Paul-Henri Spaak s'adresse à la première session de l'Assemblée générale des Nations unies en 1945. © UN Photo
Multilatéralisme
Le Premier ministre de l'époque Paul-Henri Spaak était convaincu que la collaboration mondiale ou le « multilatéralisme » offrait une porte de sortie. Pour cette raison, il s'est fortement impliqué dans la création de l'Organisation des Nations Unies (ONU) en 1945. Il est même devenu le premier président de la première séance de l'Assemblée générale ! Peu de temps après la constitution du Conseil de sécurité des Nations Unies (le garant de la paix et de la sécurité dans le monde), la Belgique est devenue membre non permanent en 1947-1948.
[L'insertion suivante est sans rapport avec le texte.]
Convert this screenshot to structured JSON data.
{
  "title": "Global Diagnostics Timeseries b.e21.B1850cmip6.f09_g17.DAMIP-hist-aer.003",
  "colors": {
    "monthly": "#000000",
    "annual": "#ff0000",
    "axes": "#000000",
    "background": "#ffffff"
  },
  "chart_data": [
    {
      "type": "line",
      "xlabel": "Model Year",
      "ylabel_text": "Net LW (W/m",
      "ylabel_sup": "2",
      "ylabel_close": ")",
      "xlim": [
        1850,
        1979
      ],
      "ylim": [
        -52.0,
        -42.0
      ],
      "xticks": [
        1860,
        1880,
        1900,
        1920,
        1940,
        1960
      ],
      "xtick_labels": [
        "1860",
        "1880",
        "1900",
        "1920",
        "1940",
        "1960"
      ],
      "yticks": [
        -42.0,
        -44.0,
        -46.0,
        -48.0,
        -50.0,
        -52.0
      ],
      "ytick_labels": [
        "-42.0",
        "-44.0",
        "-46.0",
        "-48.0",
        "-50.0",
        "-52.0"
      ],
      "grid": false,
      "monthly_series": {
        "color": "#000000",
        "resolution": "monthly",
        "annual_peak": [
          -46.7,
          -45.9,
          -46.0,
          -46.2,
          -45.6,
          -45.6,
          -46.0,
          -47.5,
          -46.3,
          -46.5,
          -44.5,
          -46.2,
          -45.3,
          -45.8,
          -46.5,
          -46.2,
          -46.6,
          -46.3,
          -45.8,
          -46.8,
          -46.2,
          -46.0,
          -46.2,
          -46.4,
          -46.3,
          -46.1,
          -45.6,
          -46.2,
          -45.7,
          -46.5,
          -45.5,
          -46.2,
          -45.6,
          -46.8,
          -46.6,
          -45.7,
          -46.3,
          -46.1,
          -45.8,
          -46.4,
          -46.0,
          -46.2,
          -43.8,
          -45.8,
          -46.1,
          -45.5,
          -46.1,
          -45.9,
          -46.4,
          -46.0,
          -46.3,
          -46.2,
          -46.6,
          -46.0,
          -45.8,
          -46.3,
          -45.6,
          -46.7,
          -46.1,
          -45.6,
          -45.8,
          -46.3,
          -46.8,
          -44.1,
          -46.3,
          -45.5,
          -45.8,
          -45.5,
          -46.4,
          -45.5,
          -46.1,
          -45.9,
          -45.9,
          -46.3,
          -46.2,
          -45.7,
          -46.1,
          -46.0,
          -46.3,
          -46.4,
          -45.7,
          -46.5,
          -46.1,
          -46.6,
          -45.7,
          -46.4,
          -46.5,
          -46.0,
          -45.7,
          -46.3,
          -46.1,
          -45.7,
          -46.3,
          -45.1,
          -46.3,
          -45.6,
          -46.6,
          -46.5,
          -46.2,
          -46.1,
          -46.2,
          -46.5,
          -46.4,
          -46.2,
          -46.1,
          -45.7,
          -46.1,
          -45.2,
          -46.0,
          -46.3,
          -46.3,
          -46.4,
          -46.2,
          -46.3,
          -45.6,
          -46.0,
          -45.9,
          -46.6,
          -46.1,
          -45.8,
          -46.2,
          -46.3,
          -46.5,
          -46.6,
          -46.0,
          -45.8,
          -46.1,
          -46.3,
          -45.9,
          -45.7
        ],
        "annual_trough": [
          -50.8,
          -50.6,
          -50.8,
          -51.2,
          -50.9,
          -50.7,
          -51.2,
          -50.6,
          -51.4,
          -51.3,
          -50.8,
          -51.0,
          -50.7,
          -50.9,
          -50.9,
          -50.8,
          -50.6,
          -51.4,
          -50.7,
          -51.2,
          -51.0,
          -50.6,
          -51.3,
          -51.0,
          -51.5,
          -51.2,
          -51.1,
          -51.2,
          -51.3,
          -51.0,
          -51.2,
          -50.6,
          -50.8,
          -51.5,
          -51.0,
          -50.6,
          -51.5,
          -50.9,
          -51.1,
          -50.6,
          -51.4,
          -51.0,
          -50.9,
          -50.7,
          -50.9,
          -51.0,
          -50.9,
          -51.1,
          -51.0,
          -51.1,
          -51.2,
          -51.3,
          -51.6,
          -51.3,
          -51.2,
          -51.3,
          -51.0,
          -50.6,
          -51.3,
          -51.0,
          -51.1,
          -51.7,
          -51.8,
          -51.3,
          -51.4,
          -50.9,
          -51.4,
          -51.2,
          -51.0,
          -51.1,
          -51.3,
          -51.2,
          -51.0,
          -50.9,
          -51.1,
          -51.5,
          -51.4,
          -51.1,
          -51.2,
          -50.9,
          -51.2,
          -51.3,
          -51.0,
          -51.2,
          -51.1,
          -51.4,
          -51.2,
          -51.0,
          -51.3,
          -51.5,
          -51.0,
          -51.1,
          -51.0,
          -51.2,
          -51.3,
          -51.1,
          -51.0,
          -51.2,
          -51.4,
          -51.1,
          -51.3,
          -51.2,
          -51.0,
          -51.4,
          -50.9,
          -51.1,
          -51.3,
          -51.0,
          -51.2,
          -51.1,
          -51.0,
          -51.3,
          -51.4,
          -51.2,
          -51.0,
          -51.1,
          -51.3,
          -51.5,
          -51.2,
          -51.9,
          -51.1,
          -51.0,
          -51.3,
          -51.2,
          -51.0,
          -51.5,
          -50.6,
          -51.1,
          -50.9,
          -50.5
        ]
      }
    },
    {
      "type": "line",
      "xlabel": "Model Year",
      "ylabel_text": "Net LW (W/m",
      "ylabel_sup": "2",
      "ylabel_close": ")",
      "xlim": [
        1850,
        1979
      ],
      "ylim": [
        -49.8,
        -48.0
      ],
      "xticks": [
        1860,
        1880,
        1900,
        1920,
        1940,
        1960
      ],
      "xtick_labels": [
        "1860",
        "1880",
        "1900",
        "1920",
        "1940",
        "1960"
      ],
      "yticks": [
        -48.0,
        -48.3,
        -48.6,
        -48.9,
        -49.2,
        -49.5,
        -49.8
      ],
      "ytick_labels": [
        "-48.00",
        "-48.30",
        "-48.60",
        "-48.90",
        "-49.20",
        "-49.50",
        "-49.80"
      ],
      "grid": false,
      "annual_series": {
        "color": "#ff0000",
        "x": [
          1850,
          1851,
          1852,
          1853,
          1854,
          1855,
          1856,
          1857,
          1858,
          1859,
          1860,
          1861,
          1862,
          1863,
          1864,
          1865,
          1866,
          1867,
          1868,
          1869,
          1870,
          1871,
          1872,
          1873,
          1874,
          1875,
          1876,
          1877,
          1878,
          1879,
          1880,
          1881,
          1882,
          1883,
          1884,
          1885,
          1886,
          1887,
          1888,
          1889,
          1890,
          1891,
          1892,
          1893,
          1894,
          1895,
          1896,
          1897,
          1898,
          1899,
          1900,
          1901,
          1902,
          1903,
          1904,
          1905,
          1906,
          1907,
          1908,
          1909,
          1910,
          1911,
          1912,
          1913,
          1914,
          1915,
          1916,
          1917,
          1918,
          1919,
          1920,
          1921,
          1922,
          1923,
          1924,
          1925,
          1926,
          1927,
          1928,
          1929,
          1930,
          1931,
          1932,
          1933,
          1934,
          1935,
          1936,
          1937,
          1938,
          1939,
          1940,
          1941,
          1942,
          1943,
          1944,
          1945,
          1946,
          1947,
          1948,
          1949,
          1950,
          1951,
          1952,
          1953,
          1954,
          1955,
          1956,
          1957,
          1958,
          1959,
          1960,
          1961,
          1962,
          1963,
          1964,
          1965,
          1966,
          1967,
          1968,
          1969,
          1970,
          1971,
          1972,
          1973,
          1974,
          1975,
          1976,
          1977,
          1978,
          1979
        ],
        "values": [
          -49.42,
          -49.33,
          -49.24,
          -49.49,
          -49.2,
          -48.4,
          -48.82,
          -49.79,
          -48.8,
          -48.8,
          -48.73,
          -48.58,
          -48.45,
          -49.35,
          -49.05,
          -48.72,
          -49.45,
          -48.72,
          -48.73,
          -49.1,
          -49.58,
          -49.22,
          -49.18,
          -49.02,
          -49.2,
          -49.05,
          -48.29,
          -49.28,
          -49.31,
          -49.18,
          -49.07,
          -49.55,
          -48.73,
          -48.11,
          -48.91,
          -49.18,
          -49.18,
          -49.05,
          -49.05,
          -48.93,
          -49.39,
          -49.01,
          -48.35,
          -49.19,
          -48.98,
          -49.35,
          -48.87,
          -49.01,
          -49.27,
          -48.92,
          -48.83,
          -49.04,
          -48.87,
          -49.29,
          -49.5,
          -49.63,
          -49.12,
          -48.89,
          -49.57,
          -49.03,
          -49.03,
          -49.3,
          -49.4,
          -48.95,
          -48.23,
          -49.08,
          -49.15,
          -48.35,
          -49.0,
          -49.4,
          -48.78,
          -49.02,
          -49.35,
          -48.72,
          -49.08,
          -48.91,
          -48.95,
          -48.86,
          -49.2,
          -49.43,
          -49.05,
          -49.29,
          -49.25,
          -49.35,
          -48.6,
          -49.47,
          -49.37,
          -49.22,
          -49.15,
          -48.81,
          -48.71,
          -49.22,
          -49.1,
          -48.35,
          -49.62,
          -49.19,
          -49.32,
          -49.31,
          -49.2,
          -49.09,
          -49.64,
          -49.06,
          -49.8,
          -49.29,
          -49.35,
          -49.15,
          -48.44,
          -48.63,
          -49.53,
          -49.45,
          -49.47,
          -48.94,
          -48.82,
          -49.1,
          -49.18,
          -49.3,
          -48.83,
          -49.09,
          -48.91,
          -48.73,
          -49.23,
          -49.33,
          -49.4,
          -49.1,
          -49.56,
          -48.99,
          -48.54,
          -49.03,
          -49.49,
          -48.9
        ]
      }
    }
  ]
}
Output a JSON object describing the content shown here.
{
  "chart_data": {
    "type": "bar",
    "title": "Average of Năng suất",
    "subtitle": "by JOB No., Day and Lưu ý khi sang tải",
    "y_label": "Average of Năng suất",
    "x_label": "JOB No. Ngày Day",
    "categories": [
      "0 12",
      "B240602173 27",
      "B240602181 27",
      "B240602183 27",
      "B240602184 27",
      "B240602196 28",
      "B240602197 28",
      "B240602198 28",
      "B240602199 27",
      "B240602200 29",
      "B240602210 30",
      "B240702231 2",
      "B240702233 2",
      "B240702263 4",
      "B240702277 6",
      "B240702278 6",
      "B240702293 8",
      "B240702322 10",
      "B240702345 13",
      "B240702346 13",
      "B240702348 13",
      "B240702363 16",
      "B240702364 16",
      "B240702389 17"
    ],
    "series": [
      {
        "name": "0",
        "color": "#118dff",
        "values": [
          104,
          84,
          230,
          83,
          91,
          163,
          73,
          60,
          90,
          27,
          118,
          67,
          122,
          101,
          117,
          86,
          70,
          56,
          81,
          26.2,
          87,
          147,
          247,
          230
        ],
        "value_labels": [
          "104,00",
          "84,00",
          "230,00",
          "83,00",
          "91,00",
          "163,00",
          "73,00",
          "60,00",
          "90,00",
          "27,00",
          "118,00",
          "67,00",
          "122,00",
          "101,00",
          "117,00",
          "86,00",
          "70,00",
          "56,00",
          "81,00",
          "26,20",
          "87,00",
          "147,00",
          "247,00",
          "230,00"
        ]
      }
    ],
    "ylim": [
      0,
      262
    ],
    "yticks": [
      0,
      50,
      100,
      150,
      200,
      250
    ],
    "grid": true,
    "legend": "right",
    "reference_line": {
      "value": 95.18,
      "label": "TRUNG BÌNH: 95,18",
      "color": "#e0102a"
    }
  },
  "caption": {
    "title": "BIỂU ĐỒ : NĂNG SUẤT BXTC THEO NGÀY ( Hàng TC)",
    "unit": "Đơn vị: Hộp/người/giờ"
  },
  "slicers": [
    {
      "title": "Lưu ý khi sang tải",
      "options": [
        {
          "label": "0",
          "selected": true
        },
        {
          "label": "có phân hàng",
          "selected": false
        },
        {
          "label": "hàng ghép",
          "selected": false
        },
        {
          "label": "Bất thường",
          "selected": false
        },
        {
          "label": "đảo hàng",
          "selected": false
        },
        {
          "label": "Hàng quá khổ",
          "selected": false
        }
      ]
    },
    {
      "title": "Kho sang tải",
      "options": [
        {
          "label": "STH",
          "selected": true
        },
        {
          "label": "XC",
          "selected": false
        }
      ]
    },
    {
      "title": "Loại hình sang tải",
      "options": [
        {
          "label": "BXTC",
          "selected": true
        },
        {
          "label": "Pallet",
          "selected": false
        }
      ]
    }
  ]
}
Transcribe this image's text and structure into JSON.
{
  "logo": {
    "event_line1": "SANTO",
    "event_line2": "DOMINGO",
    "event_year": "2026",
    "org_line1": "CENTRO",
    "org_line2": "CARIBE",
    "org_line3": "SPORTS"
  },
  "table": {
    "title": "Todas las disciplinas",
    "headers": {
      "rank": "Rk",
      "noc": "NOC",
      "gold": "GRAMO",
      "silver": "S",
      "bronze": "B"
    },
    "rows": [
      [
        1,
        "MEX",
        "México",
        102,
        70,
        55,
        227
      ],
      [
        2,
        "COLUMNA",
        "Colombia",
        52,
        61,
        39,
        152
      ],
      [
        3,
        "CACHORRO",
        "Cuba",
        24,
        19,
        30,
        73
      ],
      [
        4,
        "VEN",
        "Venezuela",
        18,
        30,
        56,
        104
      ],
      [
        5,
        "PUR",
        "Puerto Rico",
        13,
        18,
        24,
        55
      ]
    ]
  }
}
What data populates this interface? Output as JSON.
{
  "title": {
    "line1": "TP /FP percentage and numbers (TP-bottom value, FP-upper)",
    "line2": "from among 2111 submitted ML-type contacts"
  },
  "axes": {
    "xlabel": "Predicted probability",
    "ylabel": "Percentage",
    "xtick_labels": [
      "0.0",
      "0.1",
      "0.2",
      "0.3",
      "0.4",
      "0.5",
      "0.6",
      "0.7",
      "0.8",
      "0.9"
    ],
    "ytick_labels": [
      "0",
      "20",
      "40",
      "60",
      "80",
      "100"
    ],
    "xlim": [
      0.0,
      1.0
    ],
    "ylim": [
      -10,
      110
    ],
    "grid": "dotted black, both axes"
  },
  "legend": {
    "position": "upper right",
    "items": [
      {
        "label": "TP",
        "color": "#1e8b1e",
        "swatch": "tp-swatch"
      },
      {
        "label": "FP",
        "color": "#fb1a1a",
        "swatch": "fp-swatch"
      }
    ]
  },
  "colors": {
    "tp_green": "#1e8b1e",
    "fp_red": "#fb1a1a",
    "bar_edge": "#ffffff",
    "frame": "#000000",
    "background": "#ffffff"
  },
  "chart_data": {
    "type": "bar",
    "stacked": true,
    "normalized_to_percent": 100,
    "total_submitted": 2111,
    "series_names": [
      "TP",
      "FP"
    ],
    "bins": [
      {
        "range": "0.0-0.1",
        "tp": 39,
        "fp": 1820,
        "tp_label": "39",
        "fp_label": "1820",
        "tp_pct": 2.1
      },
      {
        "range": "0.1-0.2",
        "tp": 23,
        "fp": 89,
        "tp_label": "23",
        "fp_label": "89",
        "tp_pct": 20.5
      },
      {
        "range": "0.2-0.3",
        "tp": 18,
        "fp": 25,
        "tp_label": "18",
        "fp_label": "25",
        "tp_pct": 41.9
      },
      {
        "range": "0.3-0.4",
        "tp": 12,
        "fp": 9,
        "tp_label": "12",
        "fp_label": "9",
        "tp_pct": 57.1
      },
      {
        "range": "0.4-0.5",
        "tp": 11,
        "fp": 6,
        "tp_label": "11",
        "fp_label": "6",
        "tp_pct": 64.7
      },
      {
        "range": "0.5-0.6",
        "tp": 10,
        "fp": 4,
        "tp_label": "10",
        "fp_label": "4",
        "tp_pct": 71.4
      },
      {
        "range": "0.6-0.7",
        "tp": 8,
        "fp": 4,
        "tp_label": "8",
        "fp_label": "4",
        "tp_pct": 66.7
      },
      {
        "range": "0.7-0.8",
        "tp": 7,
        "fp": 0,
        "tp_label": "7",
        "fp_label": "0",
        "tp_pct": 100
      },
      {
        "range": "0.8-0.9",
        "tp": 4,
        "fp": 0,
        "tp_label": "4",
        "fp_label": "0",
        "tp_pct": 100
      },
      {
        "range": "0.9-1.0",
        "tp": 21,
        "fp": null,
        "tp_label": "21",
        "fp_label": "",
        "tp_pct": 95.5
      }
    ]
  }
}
Dès le début, Paul-Henri Spaak était conscient que l'ONU ne serait pas suffisante pour assurer la sécurité de la Belgique. En effet, il estimait que le Conseil de sécurité contenait une « erreur de construction » évidente, à savoir le droit de veto. Les 5 membres permanents (les vainqueurs de la Seconde Guerre mondiale, dont les États-Unis et l'Union soviétique) ont ainsi reçu ce droit qui leur permet de bloquer un sujet. Une grande puissance pouvait dès lors envahir un pays plus petit et ensuite éviter que la communauté internationale n'intervienne.
« La Belgique n'a jamais été réellement un partisan du droit de veto. Mais les Belges ont été suffisamment pragmatiques pour se rendre compte qu'il s'agissait du prix à payer pour garder les grandes puissances dans le projet », explique Axel Kenes, directeur général des affaires multilatérales au SPF Affaires étrangères et diplomate à New York pendant le mandat de la Belgique au sein du Conseil de sécurité en 2007-2008. Sans ce droit de veto, les grandes puissances se seraient détournées de l'ONU et nous serions encore plus loin d'atteindre nos objectifs.
« Afin de garantir la sécurité de la Belgique, Paul-Henri Spaak militait dès lors au même moment pour une collaboration régionale, d'abord avec le Benelux, ensuite au sein d'une communauté européenne. » L'OTAN en tant que puissance de sécurité régionale constituait également l'un de ses chevaux de bataille.
Prospérité
« En plus de la sécurité, notre prospérité, et donc notre économie, constituait également une raison incontournable pour encourager la collaboration internationale », souligne Kenes. « Un petit pays vit au travers du commerce et nécessite dès lors un marché extérieur de grande taille ». Et autant pour la sécurité que pour l'économie, un cadre multilatéral solide avec des règles fortes sont indispensables. Pour cette raison, Paul-Henri Spaak était un défenseur de la Cour internationale de Justice comme faisant partie intégrante de l'ONU. Des règles juridiquement contraignantes ont ainsi pu être imposées, à la fois pour les petits pays et les grands.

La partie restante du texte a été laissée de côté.